When the feeding program started here a year ago, there were an incredible 7,000 students at the school. Now there are 8,000 and even more are expected to join.
"At first our enrolment was low but as of now it is increasing rapidly because of this system of 'Phala'. We had a lot of dropouts at first but for now more pupils are coming," said Grace Chilalire, deputy head teacher at the school.
Some classes are held outdoors. But teachers say what matters is that overall student performance has improved ever since the children started eating at break time.
The porridge is donated by an NGO called 'Mary's Meals'. The organization also set up this kitchen at the school and donated utensils and these special pots that conserve energy. The porridge is prepared in turns by parents, who work for free.
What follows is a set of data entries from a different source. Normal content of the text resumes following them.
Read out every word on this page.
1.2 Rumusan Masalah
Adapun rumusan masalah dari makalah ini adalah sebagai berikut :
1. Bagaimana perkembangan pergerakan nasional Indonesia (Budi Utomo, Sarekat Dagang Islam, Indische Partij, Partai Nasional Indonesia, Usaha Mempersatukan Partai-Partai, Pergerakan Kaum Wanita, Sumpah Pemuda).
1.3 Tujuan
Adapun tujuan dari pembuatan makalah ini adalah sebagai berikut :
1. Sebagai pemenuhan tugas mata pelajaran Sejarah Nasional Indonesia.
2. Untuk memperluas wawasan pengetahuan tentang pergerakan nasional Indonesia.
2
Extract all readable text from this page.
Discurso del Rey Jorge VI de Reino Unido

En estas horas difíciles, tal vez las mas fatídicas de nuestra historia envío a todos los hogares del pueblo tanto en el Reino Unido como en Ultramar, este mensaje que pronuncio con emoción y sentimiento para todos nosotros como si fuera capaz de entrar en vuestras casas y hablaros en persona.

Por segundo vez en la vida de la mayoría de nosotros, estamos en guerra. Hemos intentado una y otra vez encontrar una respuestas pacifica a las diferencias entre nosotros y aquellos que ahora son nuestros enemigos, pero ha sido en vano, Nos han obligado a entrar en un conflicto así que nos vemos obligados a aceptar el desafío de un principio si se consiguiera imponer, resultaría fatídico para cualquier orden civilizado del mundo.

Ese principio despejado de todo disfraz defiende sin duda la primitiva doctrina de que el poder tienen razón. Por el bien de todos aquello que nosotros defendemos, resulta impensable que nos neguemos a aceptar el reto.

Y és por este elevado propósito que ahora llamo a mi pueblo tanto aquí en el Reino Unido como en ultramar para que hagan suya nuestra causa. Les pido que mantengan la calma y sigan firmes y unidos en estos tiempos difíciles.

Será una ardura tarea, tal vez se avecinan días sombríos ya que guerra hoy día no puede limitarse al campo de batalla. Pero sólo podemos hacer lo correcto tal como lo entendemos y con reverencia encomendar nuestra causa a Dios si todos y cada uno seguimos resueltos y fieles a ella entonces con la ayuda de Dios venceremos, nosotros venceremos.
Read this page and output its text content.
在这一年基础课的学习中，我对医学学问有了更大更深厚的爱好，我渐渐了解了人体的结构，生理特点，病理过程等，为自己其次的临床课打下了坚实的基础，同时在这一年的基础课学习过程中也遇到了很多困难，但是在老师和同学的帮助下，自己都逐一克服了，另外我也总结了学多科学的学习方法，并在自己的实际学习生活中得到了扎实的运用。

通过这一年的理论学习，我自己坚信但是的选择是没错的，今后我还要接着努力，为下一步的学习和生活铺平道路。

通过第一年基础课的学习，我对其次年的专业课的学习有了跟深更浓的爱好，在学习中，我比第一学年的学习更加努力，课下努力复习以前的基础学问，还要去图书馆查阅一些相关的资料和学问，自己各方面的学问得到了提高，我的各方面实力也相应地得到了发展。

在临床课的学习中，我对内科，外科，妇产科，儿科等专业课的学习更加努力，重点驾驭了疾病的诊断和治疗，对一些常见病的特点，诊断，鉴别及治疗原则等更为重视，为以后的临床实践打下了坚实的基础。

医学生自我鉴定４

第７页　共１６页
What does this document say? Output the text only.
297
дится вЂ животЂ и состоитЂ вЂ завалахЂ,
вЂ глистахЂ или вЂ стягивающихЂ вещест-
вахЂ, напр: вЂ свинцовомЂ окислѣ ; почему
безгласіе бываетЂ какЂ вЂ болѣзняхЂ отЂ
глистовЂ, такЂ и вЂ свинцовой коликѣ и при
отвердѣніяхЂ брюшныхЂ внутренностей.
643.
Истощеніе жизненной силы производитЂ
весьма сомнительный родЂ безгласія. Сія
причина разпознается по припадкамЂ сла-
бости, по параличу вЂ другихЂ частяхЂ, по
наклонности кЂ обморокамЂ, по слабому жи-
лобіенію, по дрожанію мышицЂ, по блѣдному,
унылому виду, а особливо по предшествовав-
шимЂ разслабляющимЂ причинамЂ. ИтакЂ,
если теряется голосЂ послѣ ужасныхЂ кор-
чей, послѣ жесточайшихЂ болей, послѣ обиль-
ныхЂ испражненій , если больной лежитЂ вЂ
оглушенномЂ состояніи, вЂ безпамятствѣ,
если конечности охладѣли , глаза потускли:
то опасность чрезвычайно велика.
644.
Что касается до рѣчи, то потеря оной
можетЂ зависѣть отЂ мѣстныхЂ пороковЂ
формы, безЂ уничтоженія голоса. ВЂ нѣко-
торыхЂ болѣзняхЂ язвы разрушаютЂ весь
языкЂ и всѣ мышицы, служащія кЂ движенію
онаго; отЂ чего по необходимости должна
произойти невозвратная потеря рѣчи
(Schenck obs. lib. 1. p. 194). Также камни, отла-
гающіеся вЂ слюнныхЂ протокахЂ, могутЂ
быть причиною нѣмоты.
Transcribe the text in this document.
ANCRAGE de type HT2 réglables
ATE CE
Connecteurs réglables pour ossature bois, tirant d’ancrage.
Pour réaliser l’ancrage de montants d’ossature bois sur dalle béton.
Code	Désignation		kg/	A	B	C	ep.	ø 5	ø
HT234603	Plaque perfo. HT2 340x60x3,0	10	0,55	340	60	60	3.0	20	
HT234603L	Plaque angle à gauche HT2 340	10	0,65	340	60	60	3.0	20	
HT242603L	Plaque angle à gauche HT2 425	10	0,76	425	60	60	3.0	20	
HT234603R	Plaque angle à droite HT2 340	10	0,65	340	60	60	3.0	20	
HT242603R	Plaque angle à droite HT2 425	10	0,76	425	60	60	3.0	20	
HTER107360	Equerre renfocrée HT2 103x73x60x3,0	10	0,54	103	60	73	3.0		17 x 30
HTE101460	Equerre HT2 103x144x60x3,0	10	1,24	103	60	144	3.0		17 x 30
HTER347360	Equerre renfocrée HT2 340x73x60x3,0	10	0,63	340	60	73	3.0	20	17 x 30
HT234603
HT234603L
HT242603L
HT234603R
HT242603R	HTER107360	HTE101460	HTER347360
"We chose to do it because our children go to this school.
We get together to cook for them for free - nobody pays us a thing," said Esnart Ngalande, a parent.
'Mary's Meals' is a Scottish organization that provides meals around the world. They began operations in Malawi in 2002. Right now they distribute maize meal to 100 schools in the south of the country - feeding a quarter of a million children.
"If they stop this program, it will be disaster. It has now become a tradition here for children to come to school knowing they will eat.
Their parents are so relieved and not worried," said George Malunga, headteacher at Nkololoti.
Malawi is currently producing a maize surplus and is even exporting and in some cases even donating maize to neighbouring countries. But in the south of the country, many people haven't recovered from the drought of 2005 - the worst in ten years - and are still suffering from food shortages.
'Mary's Meals' plans on spreading its services across the country. For now, these children won't have to worry about their next meal but unless the feeding program is made sustainable, or becomes a government prerogative, the future of school meals like these is not guaranteed.